Joyce McCauley and Lee Miller, co-directors for the SHSU Center for Community Engagement, hosted “The Gathering” on community engagement, bringing together center directors from 17 universities across Texas, with teams from as far away as El Paso and Brownsville attending.
Among those welcoming the participants to the opening dinner were SHSU Provost Jaimie Hebert, representatives from the SHSU deans’ offices and other administrators, Huntsville Mayor Mac Woodward, a number of community members, and university faculty.

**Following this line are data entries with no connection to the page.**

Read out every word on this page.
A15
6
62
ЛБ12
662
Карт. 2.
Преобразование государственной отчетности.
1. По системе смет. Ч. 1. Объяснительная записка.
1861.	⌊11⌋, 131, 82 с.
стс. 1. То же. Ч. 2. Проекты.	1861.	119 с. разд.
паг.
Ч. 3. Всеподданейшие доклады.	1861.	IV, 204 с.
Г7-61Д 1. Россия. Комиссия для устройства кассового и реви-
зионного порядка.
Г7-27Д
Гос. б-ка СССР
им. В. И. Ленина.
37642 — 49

“There were no meetings for universities with community engagement initiatives in Texas, so we thought it would be a good time to start one,” McCauley said. “Many universities are collaborating in innovative ways with their communities, and we wanted to learn from them, exchange information, and create a state network of professionals focused on building mutually-beneficial partnerships with the communities we serve.”
“The purpose of 'The Gathering' was to meet each other and to share knowledge, challenges and ideas,” said Miller. “With this goal in mind, the event was casual—no powerpoints or formal speakers, but lots of small group interaction to promote networking and rich discussions.”
“SAM began as a teacher’s college in 1879, and even then had the mission of community engagement,” McCauley said. “It is in our DNA as a university to work to improve the well-being of our community.”
The results of "The Gathering" were impressive, according to McCauley.
“The participants remarked about the power of ‘sustained conversations.’ They seemed to relish the opportunity for talking and interacting with so many people,” she said. “One director commented that The Gathering ‘fostered openness and great discussion from both academic and practitioner perspectives.’”
The group plans to meet at least once annually to share information about best practices and collaborate to strengthen community engagement initiatives across the state.